Le robinet aux aides publiques va se resserrer

Le ministre de l’Économie s’est voulu très clair durant son discours à l’université d’été du Medef : « le quoi qu’il en coûte, c’est fini ». Cette formule, resservie à l’envi par le président de la République au plus fort de la crise sanitaire, a été synonyme de dépenses publiques massives afin de soutenir l’économie, les entreprises et les Français pendant la pandémie. « Nous sommes passés au sur mesure, nous continuerons à soutenir ceux qui en ont besoin », a expliqué Bruno Le Maire.
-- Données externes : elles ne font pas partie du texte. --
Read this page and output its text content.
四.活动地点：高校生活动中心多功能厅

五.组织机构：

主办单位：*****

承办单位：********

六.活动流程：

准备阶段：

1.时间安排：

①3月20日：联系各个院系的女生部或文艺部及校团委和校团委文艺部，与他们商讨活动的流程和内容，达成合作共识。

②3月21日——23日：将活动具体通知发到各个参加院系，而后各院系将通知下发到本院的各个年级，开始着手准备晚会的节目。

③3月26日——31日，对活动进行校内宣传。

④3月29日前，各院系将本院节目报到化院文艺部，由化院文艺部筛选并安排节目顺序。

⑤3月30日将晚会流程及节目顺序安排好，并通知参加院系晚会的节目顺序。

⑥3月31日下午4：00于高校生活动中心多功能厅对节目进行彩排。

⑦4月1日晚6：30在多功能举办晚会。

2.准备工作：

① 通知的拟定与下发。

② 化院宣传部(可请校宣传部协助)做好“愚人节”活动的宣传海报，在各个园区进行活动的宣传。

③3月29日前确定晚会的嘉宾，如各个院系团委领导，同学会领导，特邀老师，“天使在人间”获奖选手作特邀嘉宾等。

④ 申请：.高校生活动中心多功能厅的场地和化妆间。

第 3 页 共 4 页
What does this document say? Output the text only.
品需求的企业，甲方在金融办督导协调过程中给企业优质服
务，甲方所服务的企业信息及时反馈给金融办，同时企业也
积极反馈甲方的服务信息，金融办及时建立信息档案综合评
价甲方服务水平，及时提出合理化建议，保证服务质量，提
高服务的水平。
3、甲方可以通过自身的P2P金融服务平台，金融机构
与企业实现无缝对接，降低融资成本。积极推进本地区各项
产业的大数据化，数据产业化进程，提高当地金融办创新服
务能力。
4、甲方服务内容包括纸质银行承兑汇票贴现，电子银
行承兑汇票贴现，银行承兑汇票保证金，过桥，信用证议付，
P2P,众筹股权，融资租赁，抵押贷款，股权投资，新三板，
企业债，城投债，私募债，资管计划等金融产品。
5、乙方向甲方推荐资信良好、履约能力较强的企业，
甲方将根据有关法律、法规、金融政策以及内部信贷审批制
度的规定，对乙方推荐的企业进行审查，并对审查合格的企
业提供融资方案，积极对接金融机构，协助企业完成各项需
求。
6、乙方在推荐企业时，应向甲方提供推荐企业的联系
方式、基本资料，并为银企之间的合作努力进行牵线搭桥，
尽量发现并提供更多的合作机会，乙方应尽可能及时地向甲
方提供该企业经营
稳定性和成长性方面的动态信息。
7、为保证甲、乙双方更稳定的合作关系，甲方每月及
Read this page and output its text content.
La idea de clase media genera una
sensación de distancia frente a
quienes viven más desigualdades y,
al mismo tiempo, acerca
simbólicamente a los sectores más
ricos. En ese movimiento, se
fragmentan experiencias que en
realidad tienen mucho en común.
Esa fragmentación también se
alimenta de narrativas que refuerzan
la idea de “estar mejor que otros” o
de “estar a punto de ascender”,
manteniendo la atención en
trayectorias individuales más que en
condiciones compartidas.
L’Etat n’a pas compté l’argent public pendant cette période singulière « parce que c’était responsable de le faire ». Mais avec une croissance qui devrait atteindre (et peut-être dépasser) les 6% cette année, ce n’est plus nécessaire de déverser autant d’argent provenant des caisses de l’État. Les aides massives sont donc terminées même si certains secteurs vont continuer à en bénéficier s’ils continuent de souffrir de la crise.

Soutien sur mesure

Ces secteurs, le locataire de Bercy leur donne rendez-vous le 30 août : pour « le monde de la culture, des restaurateurs, les hôtels, les bars, le monde du tourisme, les voyagistes », les aides publiques pourraient se poursuivre au-delà du 31 août. « Nous regarderons ceux qui ont perdu du chiffre d’affaires pendant cette crise sanitaire, pendant ce mois de pass sanitaire et nous aiderons ceux qui ont perdu l’argent à cause des réglementations sanitaires », a indiqué Bruno Le Maire.

Geoffroy Roux de Bézieux, le président du Medef, a déclaré que les entrepreneurs ne voulaient pas vivre des aides de l’État. Le ministre lui a répondu que « pour le reste, que l’économie soit libre, qu’elle crée des emplois et de la richesse sans le soutien de l’Etat ! ». Une manière pour les pouvoirs publics de revenir à leur juste place, comme l’a demandé le patron des patrons.